I hoped, by speaking widely, including Miss Mary, and even striving to entertain for once, to earn an exchange with the liveliest mind at the table.
But she refused to be baited. To my chagrin, the only time I managed to capture Miss Elizabeth’s attention was when Mr Bennet casually mentioned our time spent with Mr and Mrs Gardiner after the lecture at the Royal Society.
Only then did those wildly intelligent eyes fly to my face, intent, I suppose, on discovering a particle of condescension for which she could condemn me.
“Indeed,” I said pointedly to her elder sister, and speaking with the most objectively sincere intonation I could conjure, “I enjoyed making the acquaintance of your aunt and uncle. Do you visit them often?” I then threw my auditor a look of challenge, for I had conquered my sanctimony in regard to her shabby connexions, and I dared her to find fault in my reference to them.
She instantly looked at her plate, and then at her sister Mary, the candelabra, the napkin on her lap—she was desperate, in fact, to look anywhere other than at me. This was just as well since I could not disguise my triumph over a point scored.
The punishment I endured for having just once discomposed a lady who discomposed me with shocking regularity was to be relegated to the rank of a chair or even the rug. If she looked at me at all, she did so as though I were an inanimate object.

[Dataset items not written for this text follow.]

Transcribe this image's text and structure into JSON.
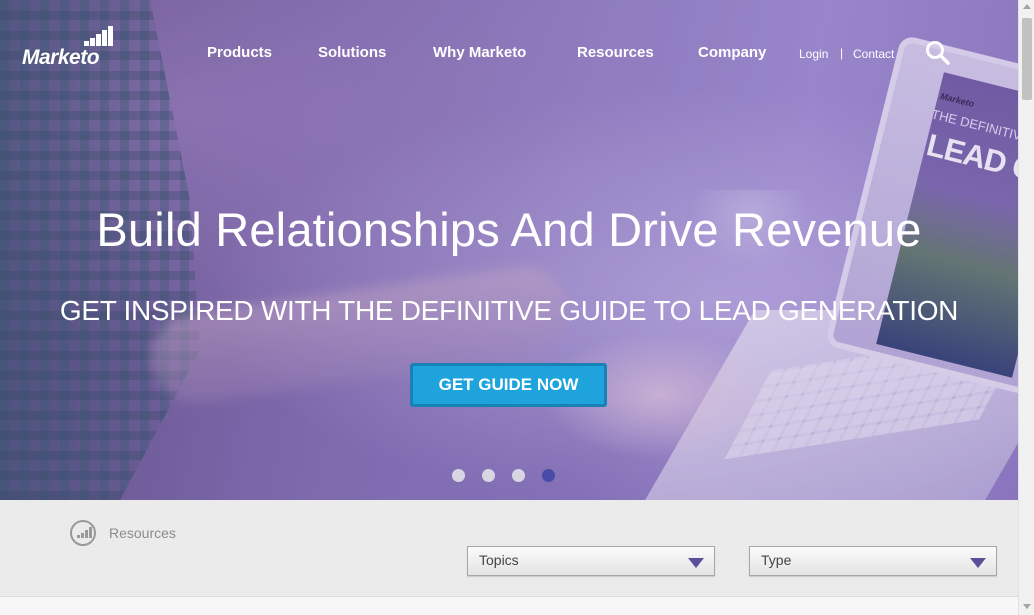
{
  "brand": {
    "name": "Marketo",
    "icon": "marketo-bars-logo"
  },
  "nav": {
    "items": [
      {
        "label": "Products"
      },
      {
        "label": "Solutions"
      },
      {
        "label": "Why Marketo"
      },
      {
        "label": "Resources"
      },
      {
        "label": "Company"
      }
    ],
    "login": "Login",
    "separator": "|",
    "contact": "Contact",
    "search_icon": "search-icon"
  },
  "hero": {
    "headline": "Build Relationships And Drive Revenue",
    "subhead": "GET INSPIRED WITH THE DEFINITIVE GUIDE TO LEAD GENERATION",
    "cta": "GET GUIDE NOW",
    "book": {
      "brand": "Marketo",
      "subtitle": "THE DEFINITIVE G",
      "title": "LEAD GEN"
    },
    "carousel": {
      "slides": 4,
      "active_index": 3
    }
  },
  "resources": {
    "label": "Resources",
    "icon": "resources-chart-icon",
    "filters": [
      {
        "label": "Topics"
      },
      {
        "label": "Type"
      }
    ]
  },
  "colors": {
    "cta_bg": "#1fa3dd",
    "cta_border": "#1882b6",
    "dot_active": "#4a4aa8",
    "dot_inactive": "#d9d6e4",
    "caret": "#5c4e9a",
    "resources_bg": "#ebebeb"
  }
}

Meanwhile, my sister sat with Mary Bennet, and that unlikely pair who spoke so seldom, found something to speak about, albeit in voices so low as to exclude the rest of us.
Mr Bennet continued his campaign of charm, passed out his gifts brought from London, teased and cajoled his serene daughter as to the contents of the packages, and sternly warned his second daughter against opening anything before the twenty-fifth of the month.

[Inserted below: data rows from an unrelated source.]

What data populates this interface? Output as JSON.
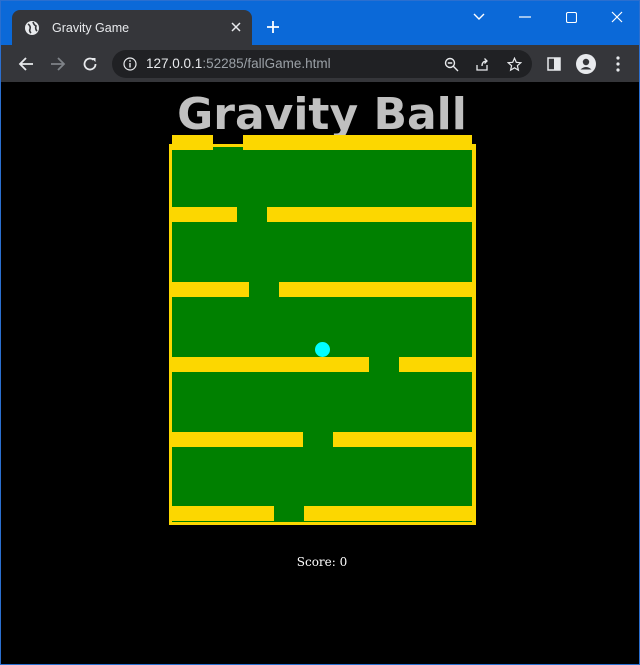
{
  "browser": {
    "tab_title": "Gravity Game",
    "url_host": "127.0.0.1",
    "url_rest": ":52285/fallGame.html"
  },
  "game": {
    "title": "Gravity Ball",
    "score_text": "Score: 0"
  },
  "colors": {
    "board_border": "#fcd700",
    "field": "#008000",
    "platform": "#fcd700",
    "ball": "#00ffff",
    "title": "#c0c0c0"
  }
}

He applied to Mrs Annesley to further annoy the ladies by asking whether his purchases would suit and pretending to fret about his choices.
The eldest fell for his ploy, and tenderly reassured him in advance of the perfection of whatever he bought, which left his second-eldest the job of promising to rip open the paper on every single package and to pass unsparing judgment on his unreliable taste within five minutes of his leaving in the morning.

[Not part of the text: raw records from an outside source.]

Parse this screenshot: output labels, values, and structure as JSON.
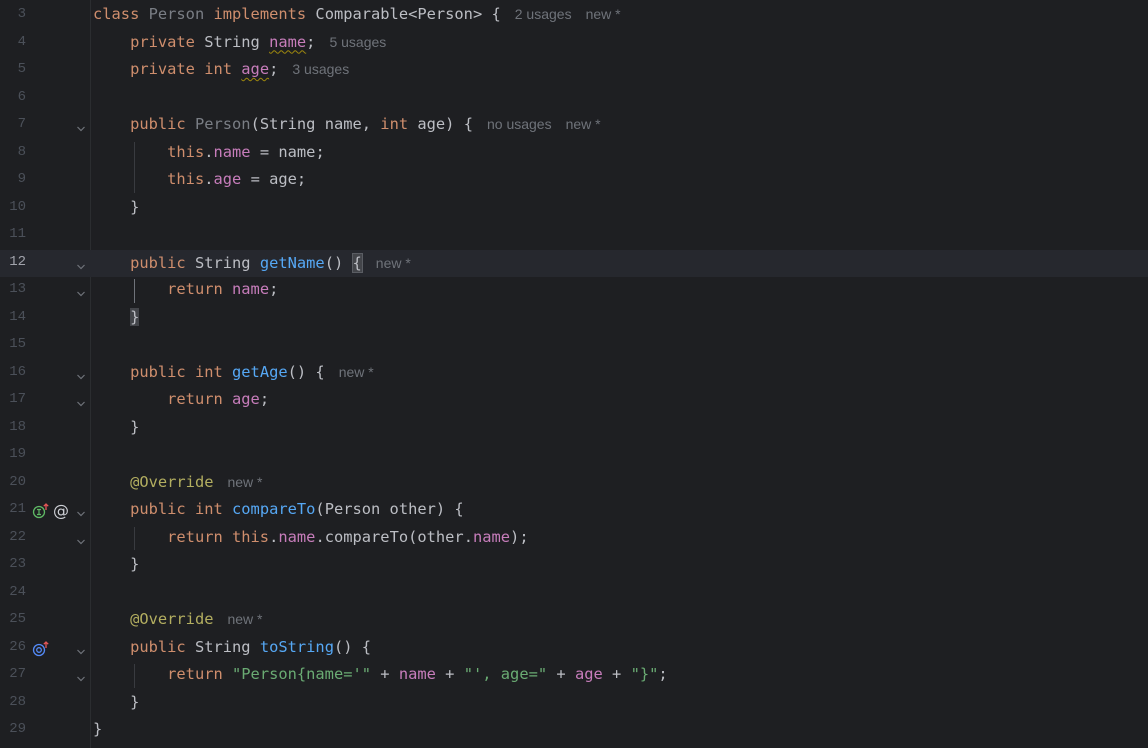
{
  "editor": {
    "current_line": 12,
    "lines": [
      {
        "num": "3",
        "tokens": [
          [
            "kw",
            "class "
          ],
          [
            "unused",
            "Person "
          ],
          [
            "kw",
            "implements "
          ],
          [
            "plain",
            "Comparable<Person> {"
          ]
        ],
        "hints": [
          "2 usages",
          "new *"
        ]
      },
      {
        "num": "4",
        "tokens": [
          [
            "plain",
            "    "
          ],
          [
            "kw",
            "private "
          ],
          [
            "plain",
            "String "
          ],
          [
            "fld sq",
            "name"
          ],
          [
            "plain",
            ";"
          ]
        ],
        "hints": [
          "5 usages"
        ]
      },
      {
        "num": "5",
        "tokens": [
          [
            "plain",
            "    "
          ],
          [
            "kw",
            "private int "
          ],
          [
            "fld sq",
            "age"
          ],
          [
            "plain",
            ";"
          ]
        ],
        "hints": [
          "3 usages"
        ]
      },
      {
        "num": "6",
        "tokens": [],
        "hints": []
      },
      {
        "num": "7",
        "tokens": [
          [
            "plain",
            "    "
          ],
          [
            "kw",
            "public "
          ],
          [
            "unused",
            "Person"
          ],
          [
            "plain",
            "(String name, "
          ],
          [
            "kw",
            "int "
          ],
          [
            "plain",
            "age) {"
          ]
        ],
        "hints": [
          "no usages",
          "new *"
        ],
        "fold": true
      },
      {
        "num": "8",
        "tokens": [
          [
            "plain",
            "        "
          ],
          [
            "kw",
            "this"
          ],
          [
            "plain",
            "."
          ],
          [
            "fld",
            "name"
          ],
          [
            "plain",
            " = name;"
          ]
        ],
        "hints": []
      },
      {
        "num": "9",
        "tokens": [
          [
            "plain",
            "        "
          ],
          [
            "kw",
            "this"
          ],
          [
            "plain",
            "."
          ],
          [
            "fld",
            "age"
          ],
          [
            "plain",
            " = age;"
          ]
        ],
        "hints": []
      },
      {
        "num": "10",
        "tokens": [
          [
            "plain",
            "    }"
          ]
        ],
        "hints": []
      },
      {
        "num": "11",
        "tokens": [],
        "hints": []
      },
      {
        "num": "12",
        "tokens": [
          [
            "plain",
            "    "
          ],
          [
            "kw",
            "public "
          ],
          [
            "plain",
            "String "
          ],
          [
            "fn",
            "getName"
          ],
          [
            "plain",
            "() "
          ],
          [
            "caret",
            ""
          ],
          [
            "brace",
            "{"
          ]
        ],
        "hints": [
          "new *"
        ],
        "fold": true
      },
      {
        "num": "13",
        "tokens": [
          [
            "plain",
            "        "
          ],
          [
            "kw",
            "return "
          ],
          [
            "fld",
            "name"
          ],
          [
            "plain",
            ";"
          ]
        ],
        "hints": [],
        "fold": true
      },
      {
        "num": "14",
        "tokens": [
          [
            "plain",
            "    "
          ],
          [
            "brace2",
            "}"
          ]
        ],
        "hints": []
      },
      {
        "num": "15",
        "tokens": [],
        "hints": []
      },
      {
        "num": "16",
        "tokens": [
          [
            "plain",
            "    "
          ],
          [
            "kw",
            "public int "
          ],
          [
            "fn",
            "getAge"
          ],
          [
            "plain",
            "() {"
          ]
        ],
        "hints": [
          "new *"
        ],
        "fold": true
      },
      {
        "num": "17",
        "tokens": [
          [
            "plain",
            "        "
          ],
          [
            "kw",
            "return "
          ],
          [
            "fld",
            "age"
          ],
          [
            "plain",
            ";"
          ]
        ],
        "hints": [],
        "fold": true
      },
      {
        "num": "18",
        "tokens": [
          [
            "plain",
            "    }"
          ]
        ],
        "hints": []
      },
      {
        "num": "19",
        "tokens": [],
        "hints": []
      },
      {
        "num": "20",
        "tokens": [
          [
            "plain",
            "    "
          ],
          [
            "ann",
            "@Override"
          ]
        ],
        "hints": [
          "new *"
        ]
      },
      {
        "num": "21",
        "tokens": [
          [
            "plain",
            "    "
          ],
          [
            "kw",
            "public int "
          ],
          [
            "fn",
            "compareTo"
          ],
          [
            "plain",
            "(Person other) {"
          ]
        ],
        "hints": [],
        "fold": true,
        "icons": [
          "implements-method-icon",
          "annotation-icon"
        ]
      },
      {
        "num": "22",
        "tokens": [
          [
            "plain",
            "        "
          ],
          [
            "kw",
            "return this"
          ],
          [
            "plain",
            "."
          ],
          [
            "fld",
            "name"
          ],
          [
            "plain",
            ".compareTo(other."
          ],
          [
            "fld",
            "name"
          ],
          [
            "plain",
            ");"
          ]
        ],
        "hints": [],
        "fold": true
      },
      {
        "num": "23",
        "tokens": [
          [
            "plain",
            "    }"
          ]
        ],
        "hints": []
      },
      {
        "num": "24",
        "tokens": [],
        "hints": []
      },
      {
        "num": "25",
        "tokens": [
          [
            "plain",
            "    "
          ],
          [
            "ann",
            "@Override"
          ]
        ],
        "hints": [
          "new *"
        ]
      },
      {
        "num": "26",
        "tokens": [
          [
            "plain",
            "    "
          ],
          [
            "kw",
            "public "
          ],
          [
            "plain",
            "String "
          ],
          [
            "fn",
            "toString"
          ],
          [
            "plain",
            "() {"
          ]
        ],
        "hints": [],
        "fold": true,
        "icons": [
          "overrides-method-icon"
        ]
      },
      {
        "num": "27",
        "tokens": [
          [
            "plain",
            "        "
          ],
          [
            "kw",
            "return "
          ],
          [
            "str",
            "\"Person{name='\""
          ],
          [
            "plain",
            " + "
          ],
          [
            "fld",
            "name"
          ],
          [
            "plain",
            " + "
          ],
          [
            "str",
            "\"', age=\""
          ],
          [
            "plain",
            " + "
          ],
          [
            "fld",
            "age"
          ],
          [
            "plain",
            " + "
          ],
          [
            "str",
            "\"}\""
          ],
          [
            "plain",
            ";"
          ]
        ],
        "hints": [],
        "fold": true
      },
      {
        "num": "28",
        "tokens": [
          [
            "plain",
            "    }"
          ]
        ],
        "hints": []
      },
      {
        "num": "29",
        "tokens": [
          [
            "plain",
            "}"
          ]
        ],
        "hints": []
      }
    ]
  },
  "colors": {
    "background": "#1e1f22",
    "current_line": "#26282e",
    "keyword": "#cf8e6d",
    "field": "#c77dbb",
    "method": "#56a8f5",
    "annotation": "#b3ae60",
    "string": "#6aab73",
    "hint": "#6f737a",
    "implements_icon": "#5fb865",
    "override_icon": "#548af7"
  }
}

This sort of talk cut me out entirely. I was relegated to the corner with only Bandit for company, and even he had nothing to say to me.
Having evaded capture by his pursuers from Longbourn, he returned home hours later at a full run.
Apparently, he was chased to the kitchen door by an enraged tenant as the result of a raid of the neighbouring farm.
This episode ended in the exchange of the dog’s life for an apology and six chickens from Miss Bennet’s poultry yard. Bandit, oblivious to his narrow escape, slumped his head onto my knee and allowed me to stroke his ears.
“Worn to a thread, are you? You are an idiot.” I spoke in a low, desultory voice, and he thumped his tail twice before sinking down into a curl at my feet in satisfied exhaustion.